Reduced Neurological Reserve

A condition in which an individual's available neurological processing capacity is diminished relative to the baseline demands of a given simulation environment.

Definition 16

Vestibular Priority

The principle that vestibular information occupies a primary role in anticipatory control and reaction timing due to its temporal precedence over visual confirmation.

All six definitions are normative and govern the use of these terms across all HOF documents. See Canonical Definitions for the complete normative text of each definition.

Status and Scope of the Human Outcomes Layer

The Human Outcomes Layer documents are classified as Informative within the SFR governance framework. They establish the framework's structural propositions about the relationship between simulation architecture and human outcomes. They do not modify the normative classification criteria defined in the Foundation and Control Layers, and they do not constitute clinical practice standards, training program requirements, or safety protocols.

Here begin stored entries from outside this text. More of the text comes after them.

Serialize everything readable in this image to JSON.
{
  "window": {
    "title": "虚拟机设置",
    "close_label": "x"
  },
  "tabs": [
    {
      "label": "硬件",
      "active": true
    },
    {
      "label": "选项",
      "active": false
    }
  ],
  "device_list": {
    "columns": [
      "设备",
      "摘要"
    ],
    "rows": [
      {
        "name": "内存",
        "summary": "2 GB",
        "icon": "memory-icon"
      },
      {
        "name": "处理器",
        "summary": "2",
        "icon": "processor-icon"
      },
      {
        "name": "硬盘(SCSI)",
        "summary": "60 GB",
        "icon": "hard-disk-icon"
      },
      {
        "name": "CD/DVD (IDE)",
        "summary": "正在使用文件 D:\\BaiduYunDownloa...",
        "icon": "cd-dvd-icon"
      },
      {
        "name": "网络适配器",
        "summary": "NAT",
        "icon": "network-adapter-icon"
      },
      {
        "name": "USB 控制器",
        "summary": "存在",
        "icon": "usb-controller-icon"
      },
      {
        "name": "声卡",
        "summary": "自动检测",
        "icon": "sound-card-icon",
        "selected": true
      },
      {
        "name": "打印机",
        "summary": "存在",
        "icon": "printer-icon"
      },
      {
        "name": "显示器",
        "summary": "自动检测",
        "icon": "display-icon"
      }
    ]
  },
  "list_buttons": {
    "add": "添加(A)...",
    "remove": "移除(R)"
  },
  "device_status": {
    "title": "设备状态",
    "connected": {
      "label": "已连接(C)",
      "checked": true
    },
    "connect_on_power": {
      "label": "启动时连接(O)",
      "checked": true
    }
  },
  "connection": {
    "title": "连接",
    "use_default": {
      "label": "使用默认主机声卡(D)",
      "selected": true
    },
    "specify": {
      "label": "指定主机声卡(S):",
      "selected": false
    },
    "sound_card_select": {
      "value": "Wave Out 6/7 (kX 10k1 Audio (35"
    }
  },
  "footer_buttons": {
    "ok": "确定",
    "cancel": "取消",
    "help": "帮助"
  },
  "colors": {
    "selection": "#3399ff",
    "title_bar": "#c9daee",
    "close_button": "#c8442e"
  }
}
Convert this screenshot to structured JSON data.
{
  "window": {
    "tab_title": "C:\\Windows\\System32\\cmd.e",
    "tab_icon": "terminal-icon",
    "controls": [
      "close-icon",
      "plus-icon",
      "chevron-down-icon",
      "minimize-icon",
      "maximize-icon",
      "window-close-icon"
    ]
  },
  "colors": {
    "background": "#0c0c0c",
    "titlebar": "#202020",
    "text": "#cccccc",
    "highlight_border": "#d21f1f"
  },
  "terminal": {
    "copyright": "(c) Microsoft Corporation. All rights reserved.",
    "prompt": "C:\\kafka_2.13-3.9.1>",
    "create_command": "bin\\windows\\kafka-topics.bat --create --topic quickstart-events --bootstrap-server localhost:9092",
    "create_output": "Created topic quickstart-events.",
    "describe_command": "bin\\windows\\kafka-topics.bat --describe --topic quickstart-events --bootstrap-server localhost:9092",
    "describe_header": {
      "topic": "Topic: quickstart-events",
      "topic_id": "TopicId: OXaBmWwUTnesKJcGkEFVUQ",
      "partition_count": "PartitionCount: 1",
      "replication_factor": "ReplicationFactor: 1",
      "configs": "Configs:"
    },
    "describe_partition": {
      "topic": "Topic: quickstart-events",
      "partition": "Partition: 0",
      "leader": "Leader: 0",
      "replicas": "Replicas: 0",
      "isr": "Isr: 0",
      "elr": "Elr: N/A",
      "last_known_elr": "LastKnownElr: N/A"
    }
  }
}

The HOF proposes that classification tier carries structural implications for human outcomes — specifically for sensory coherence, neurological loading, adaptation direction, and training transfer. The strength of each link in the HOF chain, and the conditions under which it applies, are open research questions. The framework's canonical definitions provide the terminology for researching and discussing these questions with a shared vocabulary.

Classification tier provides structural information. Training program design, protocol selection, clinical decisions, and participant safety determinations remain the responsibility of the qualified professionals and organizations conducting those programs.

The Human Outcomes Framework classifies environments and proposes mechanisms. Organizations and clinicians make decisions.